[Form 4] KORN FERRY Insider Trading Activity
Rhea-AI Filing Summary
Jerry Leamon, a director of Korn Ferry (KFY), was granted 2,720 restricted stock units (RSUs) on 09/18/2025 as director compensation. The grant price is reported as $0 and the filing shows 22,072 shares beneficially owned by Mr. Leamon following the transaction. The RSUs vest in full on the day before the next annual meeting of shareholders following the grant date. The Form 4 was signed by an attorney-in-fact on 09/19/2025 and identifies the award explicitly as compensation for services as a director.
Positive
- Director alignment: Grant increases the reporting person's equity stake to 22,072 shares, aligning interests with shareholders.
- Standard compensation: Time-based RSU vesting through the next annual meeting supports retention and ongoing alignment.
Negative
- Potential dilution: Grant of 2,720 RSUs represents additional shares that could dilute existing shareholders, though size appears modest.
- No cash purchase: Reported price of $0 indicates the award is compensation rather than an at-market purchase, which some investors view as dilutionary compensation expense.
Insights
TL;DR: Modest director equity grant increases insider ownership slightly; limited near-term market impact.
The 2,720 RSU grant is a routine form of non-cash director compensation that increases the reporting person's alignment with shareholders by boosting beneficial ownership to 22,072 shares. The grant price of $0 reflects a compensation award rather than an open-market purchase. Given the modest size relative to a public company’s outstanding shares, this transaction is unlikely to materially affect Korn Ferry's capital structure or valuation, but it does modestly increase insider stake and incentives.
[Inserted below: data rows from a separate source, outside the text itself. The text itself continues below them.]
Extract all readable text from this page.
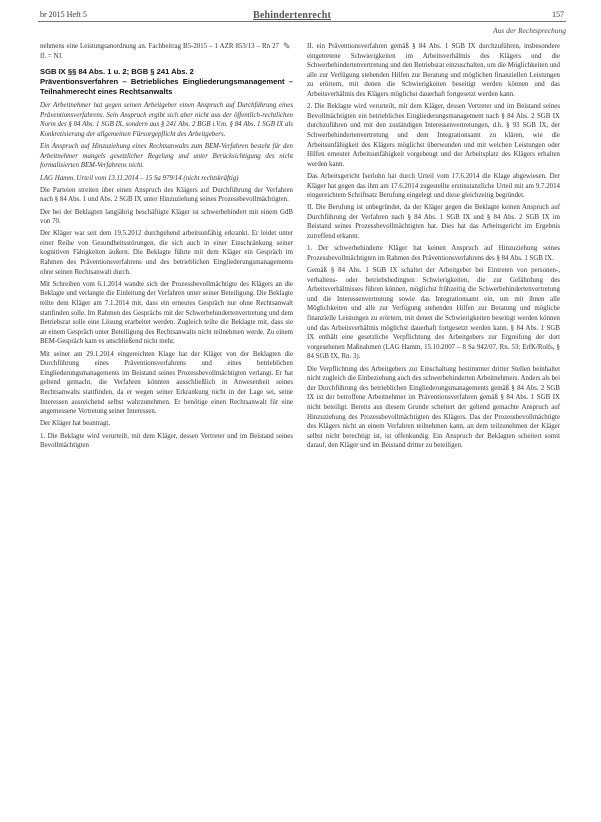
br 2015 Heft 5	Behindertenrecht	157
Aus der Rechtsprechung
nehmens eine Leistungsanordnung an. Fachbeitrag B5-2015 – 1 AZR 853/13 – Rn 27 ff. = NJ.
✎
SGB IX §§ 84 Abs. 1 u. 2; BGB § 241 Abs. 2
Präventionsverfahren – Betriebliches Eingliederungsmanagement – Teilnahmerecht eines Rechtsanwalts

Der Arbeitnehmer hat gegen seinen Arbeitgeber einen Anspruch auf Durchführung eines Präventionsverfahrens. Sein Anspruch ergibt sich aber nicht aus der öffentlich-rechtlichen Norm des § 84 Abs. 1 SGB IX, sondern aus § 241 Abs. 2 BGB i.V.m. § 84 Abs. 1 SGB IX als Konkretisierung der allgemeinen Fürsorgepflicht des Arbeitgebers.

Ein Anspruch auf Hinzuziehung eines Rechtsanwalts zum BEM-Verfahren besteht für den Arbeitnehmer mangels gesetzlicher Regelung und unter Berücksichtigung des nicht formalisierten BEM-Verfahrens nicht.

LAG Hamm, Urteil vom 13.11.2014 – 15 Sa 979/14 (nicht rechtskräftig)

Die Parteien streiten über einen Anspruch des Klägers auf Durchführung der Verfahren nach § 84 Abs. 1 und Abs. 2 SGB IX unter Hinzuziehung seines Prozessbevollmächtigten.

Der bei der Beklagten langjährig beschäftigte Kläger ist schwerbehindert mit einem GdB von 70.

Der Kläger war seit dem 19.5.2012 durchgehend arbeitsunfähig erkrankt. Er leidet unter einer Reihe von Gesundheitsstörungen, die sich auch in einer Einschränkung seiner kognitiven Fähigkeiten äußern. Die Beklagte führte mit dem Kläger ein Gespräch im Rahmen des Präventionsverfahrens und des betrieblichen Eingliederungsmanagements ohne seinen Rechtsanwalt durch.

Mit Schreiben vom 6.1.2014 wandte sich der Prozessbevollmächtigte des Klägers an die Beklagte und verlangte die Einleitung der Verfahren unter seiner Beteiligung. Die Beklagte teilte dem Kläger am 7.1.2014 mit, dass ein erneutes Gespräch nur ohne Rechtsanwalt stattfinden solle. Im Rahmen des Gesprächs mit der Schwerbehindertenvertretung und dem Betriebsrat solle eine Lösung erarbeitet werden. Zugleich teilte die Beklagte mit, dass sie an einem Gespräch unter Beteiligung des Rechtsanwalts nicht teilnehmen werde. Zu einem BEM-Gespräch kam es anschließend nicht mehr.

Mit seiner am 29.1.2014 eingereichten Klage hat der Kläger von der Beklagten die Durchführung eines Präventionsverfahrens und eines betrieblichen Eingliederungsmanagements im Beistand seines Prozessbevollmächtigten verlangt. Er hat geltend gemacht, die Verfahren könnten ausschließlich in Anwesenheit seines Rechtsanwalts stattfinden, da er wegen seiner Erkrankung nicht in der Lage sei, seine Interessen ausreichend selbst wahrzunehmen. Er benötige einen Rechtsanwalt für eine angemessene Vertretung seiner Interessen.

Der Kläger hat beantragt,

1. Die Beklagte wird verurteilt, mit dem Kläger, dessen Vertreter und im Beistand seines Bevollmächtigten

II. ein Präventionsverfahren gemäß § 84 Abs. 1 SGB IX durchzuführen, insbesondere eingetretene Schwierigkeiten im Arbeitsverhältnis des Klägers und die Schwerbehindertenvertretung und den Betriebsrat einzuschalten, um die Möglichkeiten und alle zur Verfügung stehenden Hilfen zur Beratung und möglichen finanziellen Leistungen zu erörtern, mit denen die Schwierigkeiten beseitigt werden können und das Arbeitsverhältnis des Klägers möglichst dauerhaft fortgesetzt werden kann.

2. Die Beklagte wird verurteilt, mit dem Kläger, dessen Vertreter und im Beistand seines Bevollmächtigten ein betriebliches Eingliederungsmanagement nach § 84 Abs. 2 SGB IX durchzuführen und mit den zuständigen Interessenvertretungen, d.h. § 93 SGB IX, der Schwerbehindertenvertretung und dem Integrationsamt zu klären, wie die Arbeitsunfähigkeit des Klägers möglichst überwunden und mit welchen Leistungen oder Hilfen erneuter Arbeitsunfähigkeit vorgebeugt und der Arbeitsplatz des Klägers erhalten werden kann.

Das Arbeitsgericht Iserlohn hat durch Urteil vom 17.6.2014 die Klage abgewiesen. Der Kläger hat gegen das ihm am 17.6.2014 zugestellte erstinstanzliche Urteil mit am 9.7.2014 eingereichtem Schriftsatz Berufung eingelegt und diese gleichzeitig begründet.

II. Die Berufung ist unbegründet, da der Kläger gegen die Beklagte keinen Anspruch auf Durchführung der Verfahren nach § 84 Abs. 1 SGB IX und § 84 Abs. 2 SGB IX im Beistand seines Prozessbevollmächtigten hat. Dies hat das Arbeitsgericht im Ergebnis zutreffend erkannt.

1. Der schwerbehinderte Kläger hat keinen Anspruch auf Hinzuziehung seines Prozessbevollmächtigten im Rahmen des Präventionsverfahrens des § 84 Abs. 1 SGB IX.

Gemäß § 84 Abs. 1 SGB IX schaltet der Arbeitgeber bei Eintreten von personen-, verhaltens- oder betriebsbedingten Schwierigkeiten, die zur Gefährdung des Arbeitsverhältnisses führen können, möglichst frühzeitig die Schwerbehindertenvertretung und die Interessenvertretung sowie das Integrationsamt ein, um mit ihnen alle Möglichkeiten und alle zur Verfügung stehenden Hilfen zur Beratung und mögliche finanzielle Leistungen zu erörtern, mit denen die Schwierigkeiten beseitigt werden können und das Arbeitsverhältnis möglichst dauerhaft fortgesetzt werden kann. § 84 Abs. 1 SGB IX enthält eine gesetzliche Verpflichtung des Arbeitgebers zur Ergreifung der dort vorgesehenen Maßnahmen (LAG Hamm, 15.10.2007 – 8 Sa 942/07, Rn. 53; ErfK/Rolfs, § 84 SGB IX, Rn. 3).

Die Verpflichtung des Arbeitgebers zur Einschaltung bestimmter dritter Stellen beinhaltet nicht zugleich die Einbeziehung auch des schwerbehinderten Arbeitnehmers. Anders als bei der Durchführung des betrieblichen Eingliederungsmanagements gemäß § 84 Abs. 2 SGB IX ist der betroffene Arbeitnehmer im Präventionsverfahren gemäß § 84 Abs. 1 SGB IX nicht beteiligt. Bereits aus diesem Grunde scheitert der geltend gemachte Anspruch auf Hinzuziehung des Prozessbevollmächtigten des Klägers. Das der Prozessbevollmächtigte des Klägers nicht an einem Verfahren teilnehmen kann, an dem teilzunehmen der Kläger selbst nicht berechtigt ist, ist offenkundig. Ein Anspruch der Beklagten scheitert somit darauf, den Kläger und im Beistand dritter zu beteiligen.
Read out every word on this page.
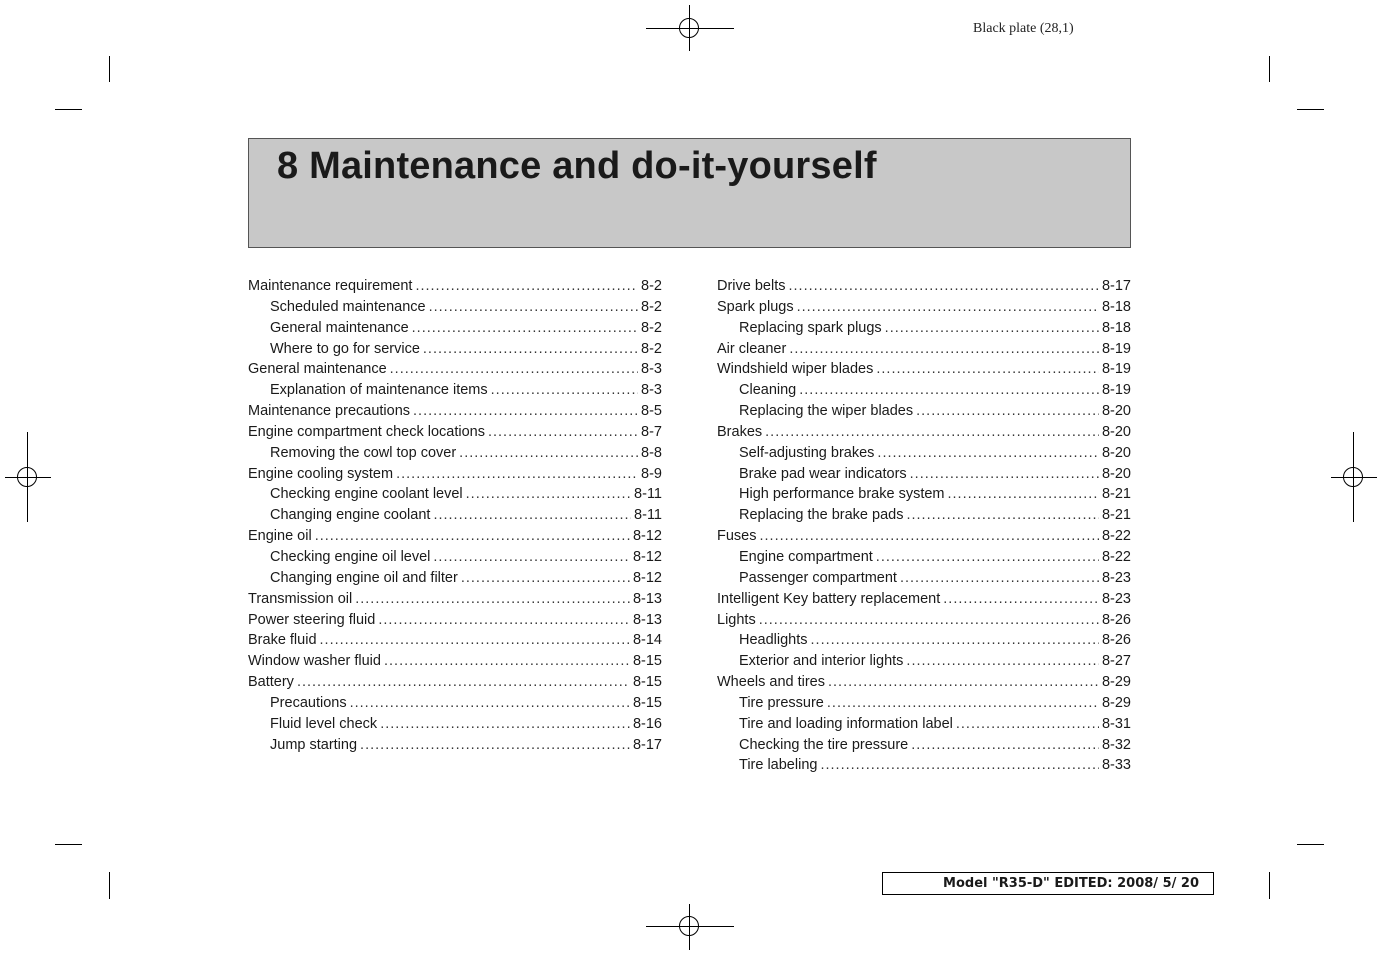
Black plate (28,1)
8 Maintenance and do-it-yourself
Maintenance requirement .....	8-2
Scheduled maintenance .....	8-2
General maintenance .....	8-2
Where to go for service .....	8-2
General maintenance .....	8-3
Explanation of maintenance items .....	8-3
Maintenance precautions .....	8-5
Engine compartment check locations .....	8-7
Removing the cowl top cover .....	8-8
Engine cooling system .....	8-9
Checking engine coolant level .....	8-11
Changing engine coolant .....	8-11
Engine oil .....	8-12
Checking engine oil level .....	8-12
Changing engine oil and filter .....	8-12
Transmission oil .....	8-13
Power steering fluid .....	8-13
Brake fluid .....	8-14
Window washer fluid .....	8-15
Battery .....	8-15
Precautions .....	8-15
Fluid level check .....	8-16
Jump starting .....	8-17
Drive belts .....	8-17
Spark plugs .....	8-18
Replacing spark plugs .....	8-18
Air cleaner .....	8-19
Windshield wiper blades .....	8-19
Cleaning .....	8-19
Replacing the wiper blades .....	8-20
Brakes .....	8-20
Self-adjusting brakes .....	8-20
Brake pad wear indicators .....	8-20
High performance brake system .....	8-21
Replacing the brake pads .....	8-21
Fuses .....	8-22
Engine compartment .....	8-22
Passenger compartment .....	8-23
Intelligent Key battery replacement .....	8-23
Lights .....	8-26
Headlights .....	8-26
Exterior and interior lights .....	8-27
Wheels and tires .....	8-29
Tire pressure .....	8-29
Tire and loading information label .....	8-31
Checking the tire pressure .....	8-32
Tire labeling .....	8-33
Model "R35-D" EDITED: 2008/ 5/ 20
TL;DR: Standard governance practice: equity-based director pay with time-based vesting; aligns incentives without signaling material change.
The RSUs vest the day before the next annual meeting, a clear time-based vesting condition typical for director awards, which supports retention and alignment with long-term shareholder interests. The filing explicitly states the award was granted for director services. There is no indication of accelerated vesting, related-party transactions, or other governance red flags in the disclosed items.